The name ‘Seville’ was used by Cadillac for the first time in 1956 when it decided to expand the variety of designs in its more luxurious model, the Cadillac Eldorado two-door convertible, bringing in a new hard top model; the first of which was called the Cadillac Eldorado Biarritz, while the newer version became known as the Cadillac Eldorado Seville.
In the late 60s and early 70s, the American buyers of luxury cars started to favour the European luxury models; Mercedes (who for example doubled their sales between 1968 and 1969) and more importantly, the BMW. Buyers began to seek models with better handling (smaller and more agile) while at the same time desiring a car which was more environmentally friendly (less fuel consumption and causing less pollution). It was in this period, when the Cadillac 8.2 litre (500 cu in) engine was the popular choice, that the first voices (mainly the larger dealers who witnessed fallen sales) spoke up to demand a change in the Cadillac models. Cadillac, which until then had understood that its buyers were looking for big cars as a status symbol, started to see that it must change its approach.
The decision was taken in 1973 to start fabricating a new model that could compete with the European cars which were beginning to have such great sales success, (bear in mind that the first petrol crisis happened in October that year), and after a record period of design, development and production, the new Cadillac Seville was born in 1975. It had the smaller 5.7 litre (350 cu in) engine, which had already been tested on the medium range Oldsmobile (another brand which, like Cadillac, belonged to the General Motors group), but with some improvements, for example the new EFI (Electric Fuel Injection, developed originally by Bendix, and improved later by Bosch in European cars).
Despite the decrease in size, Cadillac had managed to produce a car with the authentic luxury style of a Cadillac, but in a more modest way.

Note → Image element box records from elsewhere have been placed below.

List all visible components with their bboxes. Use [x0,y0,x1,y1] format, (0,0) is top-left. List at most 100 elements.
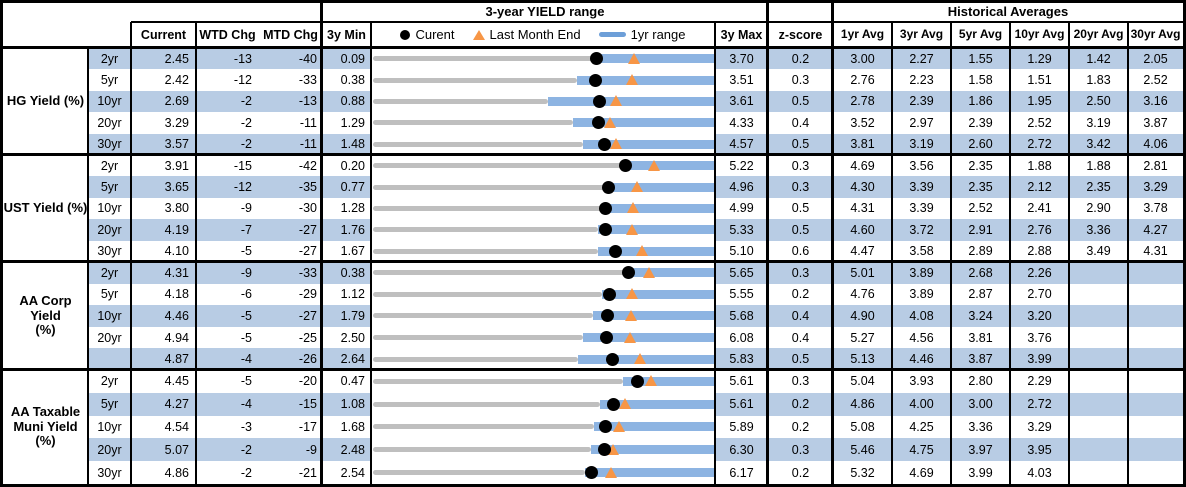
current-dot-icon [593,94,607,108]
wtd-mtd-cell: -2 -11 [196,112,322,134]
3y-min-cell: 1.12 [322,283,371,306]
3y-max-cell: 5.55 [715,283,768,306]
wtd-mtd-cell: -12 -35 [196,176,322,198]
avg-cell: 3.81 [951,326,1010,349]
range-chart [371,305,715,327]
wtd-mtd-cell: -9 -33 [196,262,322,284]
z-score-cell: 0.5 [768,219,833,241]
wtd-mtd-cell: -5 -25 [196,326,322,349]
current-cell: 4.19 [131,219,196,241]
range-chart [371,133,715,155]
avg-cell [1128,438,1183,462]
current-cell: 4.27 [131,392,196,416]
avg-column-header-5yr: 5yr Avg [958,27,1003,42]
avg-cell: 2.72 [1010,133,1069,155]
last-month-triangle-icon [625,74,638,86]
wtd-chg-cell: -2 [240,115,252,130]
avg-cell [1069,348,1128,370]
tenor-cell: 5yr [88,283,131,306]
range-chart [371,197,715,220]
3y-min-cell: 2.54 [322,461,371,484]
3y-range-gray-line [373,447,591,453]
avg-cell: 2.87 [951,283,1010,306]
range-chart [371,392,715,416]
wtd-chg-cell: -9 [240,201,252,216]
tenor-cell: 2yr [88,48,131,70]
grid-vline [370,22,372,484]
last-month-triangle-icon [643,266,656,278]
avg-column-header-30yr: 30yr Avg [1130,27,1181,42]
avg-cell: 3.19 [1069,112,1128,134]
avg-cell: 2.78 [833,90,892,113]
avg-cell: 2.60 [951,133,1010,155]
3y-max-cell: 3.70 [715,48,768,70]
last-month-triangle-icon [636,245,649,257]
avg-cell: 2.72 [1010,392,1069,416]
3y-max-cell: 5.61 [715,392,768,416]
3y-max-cell: 5.22 [715,155,768,177]
avg-cell: 3.19 [892,133,951,155]
1yr-range-bar [577,75,715,85]
tenor-cell: 20yr [88,326,131,349]
avg-cell: 4.69 [892,461,951,484]
tenor-cell: 2yr [88,262,131,284]
grid-vline [130,22,132,484]
grid-vline [766,3,769,484]
wtd-chg-cell: -4 [240,397,252,412]
3y-range-gray-line [373,270,628,276]
tenor-cell: 5yr [88,69,131,91]
avg-cell: 4.76 [833,283,892,306]
z-score-cell: 0.2 [768,283,833,306]
avg-cell: 3.29 [1128,176,1183,198]
wtd-mtd-cell: -6 -29 [196,283,322,306]
last-month-triangle-icon [606,443,619,455]
tenor-cell: 10yr [88,90,131,113]
avg-cell [1128,305,1183,327]
avg-cell [1069,283,1128,306]
3y-min-column-header: 3y Min [327,28,366,42]
grid-vline [1068,22,1070,484]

The specialised media reviews were very good, keeping the new car in competition with the Mercedes models of the time, and brought it very close to the Rolls-Royce Silver Shadow which was quieter, with smoother handling; a similar level of luxury for a lower price.
Cadillac topped records in the world’s export figures, and, for example, the first 100 cars that were headed for the British distributor were sold before they were even loaded onto the boat.
In 1978 the Seville Elegance series came out, raising yet again the car’s level of quality and luxury:
- Two-tone paintwork, like the elegant black and silver of the Neo Scale model you can see in the picture.
- Spoked Wheel rims, developed by Dunlop (and very well recreated in our scale model)
- Leather interior
-Brake discs on all four wheels
- Climate control
-Cassette and AM/FM radio
- Fuel level indicator
- And lots more; there’s a reason this model has come to be known as ‘the best equipped in the world’!